Sudán les acusa de elaborar pruebas falsas contra su Presidente junto a los servicios de inteligencia israelíes y Luís Ocampo, Fiscal de Tribunal de La Haya. Así que se les considera “enemigos del Islam”.
Mientras tanto, la condena del CPI contra al Bashir no se ha llevado a término.
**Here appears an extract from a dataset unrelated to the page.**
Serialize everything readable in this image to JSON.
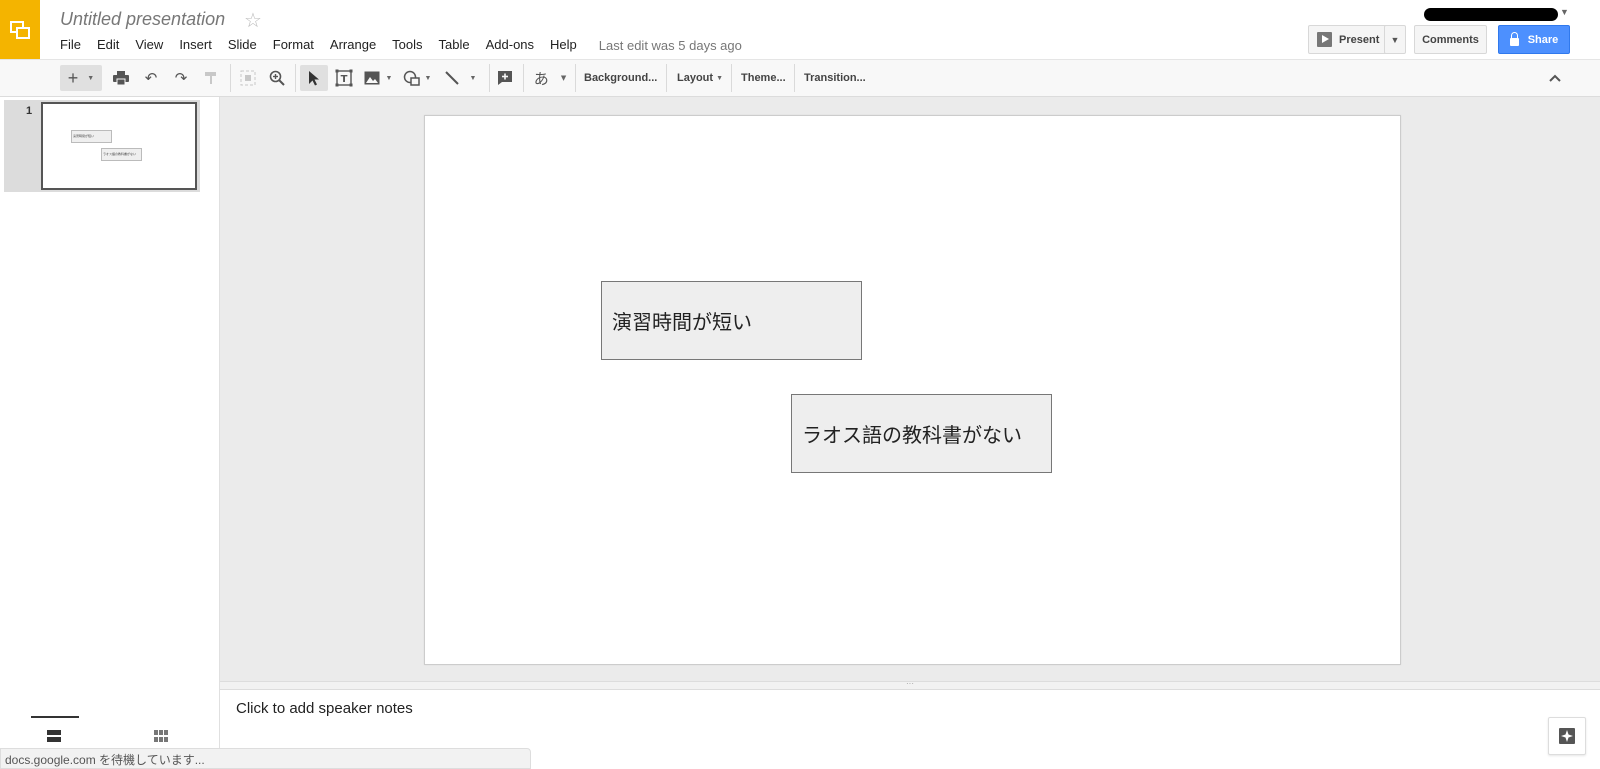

En el documental, estos dos reporteros lograron atestiguar cuando estuvieron en los campos de refugiados en 2006, evidencias de la violación tácita de los Derechos Humanos , grabando imágenes que mostraban varias fosas comunes con cadáveres sin identificar, o testimonios como el de dos menores que habían sido violadas y torturadas por los soldados de al Bashir.
Alonso ha declarado que es “una oportunidad de volver a ser la voz de cientos de niñas y mujeres violadas, miles de hombres torturados y decenas de miles de muertos ocultos en fosas comunes”, mientras que Durán ha asegurado que la “preocupación del Gobierno sudanés por desmentir la existencia de fosas comunes y la violación sistemática de los derechos humanos” evidencian lo expuesto en el documental.